I asked all of the contributors to read and comment on the Open Letter from the WBTi team, as I feel it is a very important call to action with regards to infant feeding in the UK.  This was their responses:

Lucy – “I think the letter is brilliant.”

Liz & Alan – “Good if there is more encouragement and support for breastfeeding. Interesting that more mums are choosing breastfeeding but not sticking at it for very long.”

Sarah-Jane – “I agree with the letter in that mothers are not always given the best chance to breastfeed long term.  The hardest time is those first few weeks and if you haven’t got a good support network around you it could be easy to think formula is best or that your baby isn’t getting enough milk from you.  The level of support across the country is very much a postcode lottery – if you’re lucky you can get support, if you’re not you’re alone.  Not having the support of family can also play a massive part in whether you continue or even consider breastfeeding as an option for your child.

I agree that more needs to be done with regards to the advertising and marketing of formula, including the concept that formula is better or as good as breastmilk.  The marketing should be honest and open allowing people the best chance of making the right choice for them.  I also agree with the actions of what needs to happen to make the UK a more open, capable, able society for mothers to have the best available information, with the facts, benefits, advantages on each of the feeding choices.  It is only then we can be confident as mothers that we can make an informed choice.  Support has to be the key: where there is support and peers there is success.”

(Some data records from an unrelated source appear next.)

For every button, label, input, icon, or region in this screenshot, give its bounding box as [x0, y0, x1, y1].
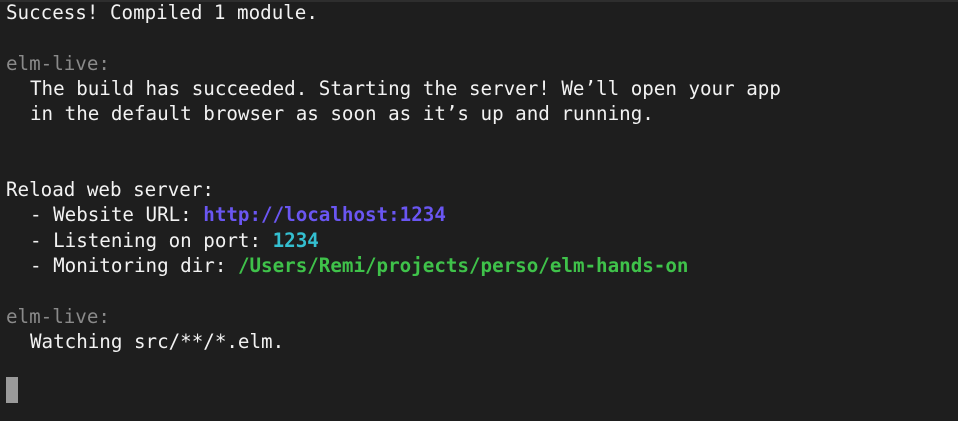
- website-url-label: - Website URL:: [30, 203, 204, 227]
- port-value: 1234: [272, 228, 319, 252]
- elm-live-tag: elm-live:: [6, 51, 110, 75]
- monitoring-dir-line: - Monitoring dir: /Users/Remi/projects/p…: [6, 253, 952, 278]
- monitoring-dir-path: /Users/Remi/projects/perso/elm-hands-on: [237, 253, 689, 277]
- reload-server-header: Reload web server:: [6, 178, 214, 202]
- elm-live-tag: elm-live:: [6, 304, 110, 328]
- terminal-output[interactable]: Success! Compiled 1 module. elm-live: Th…: [6, 0, 952, 354]
- listening-port-line: - Listening on port: 1234: [6, 228, 952, 253]
- open-browser-line: in the default browser as soon as it’s u…: [30, 102, 654, 126]
- listening-port-label: - Listening on port:: [30, 228, 273, 252]
- watching-files-line: Watching src/**/*.elm.: [30, 329, 285, 353]
- terminal-cursor: [6, 377, 18, 403]
- compile-success-line: Success! Compiled 1 module.: [6, 1, 318, 24]
- monitoring-dir-label: - Monitoring dir:: [30, 253, 238, 277]
- website-url-line: - Website URL: http://localhost:1234: [6, 202, 952, 227]
- website-url-link[interactable]: http://localhost:1234: [203, 203, 446, 226]
- build-succeeded-line: The build has succeeded. Starting the se…: [30, 76, 781, 100]
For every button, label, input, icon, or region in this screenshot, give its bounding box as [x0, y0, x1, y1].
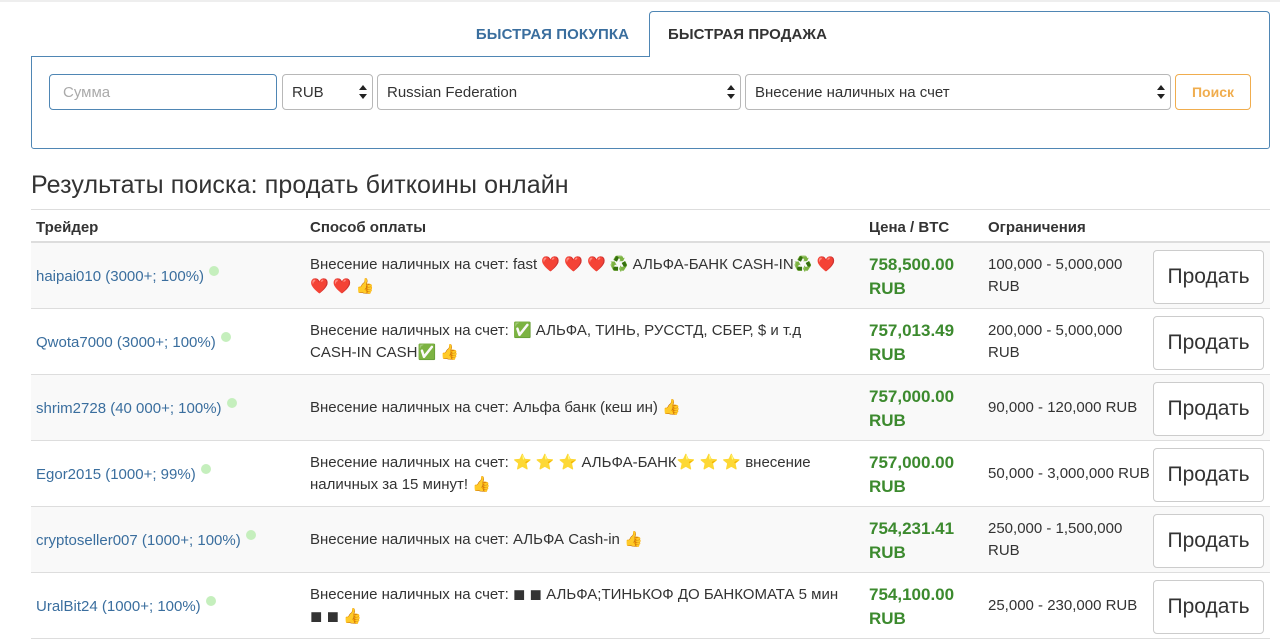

Lisa – “I agree with the majority of the letter as I still feel now if I was better supported I may have been able to continue breastfeeding.”

Liam – “I agree with all that is said.  It takes time to change attitudes and mindsets but it will happen.  Perhaps untapped is the father’s input, views and support.  Get blokes on side, articulate about breastfeeding, as well as supporting ongoing improvements.”

Sarah – “I think it’s really sad that there is such poor support for something that is so natural.  Encouraging support is good, but bombarding women who are probably already struggling with information (which they probably already know) isn’t helpful.  That is only my experience of how you’re told breastfeeding is the right thing to do.”

Julie – “I think that the letter should be treated with the importance it deserves and the actions it requests should be given the highest priority by the UK government.  I congratulate the contributors.  I am continually astonished that more has not been done and more is not done to ensure that breastfeeding rates improve, that the WHO Code is fully acted upon and that there is both training for healthcare professionals and more support for women.  It is time now to act and to work together, as a community and as a nation, to improve the health of our babies and of their mothers.”

Laura – “I think it’s an excellent letter and I hope it gets the attention it deserves.”

Scott – “The more education on the subject the better.”

Lucy – “The letter is important, I agree with all of it and I really hope the right people listen and take action.”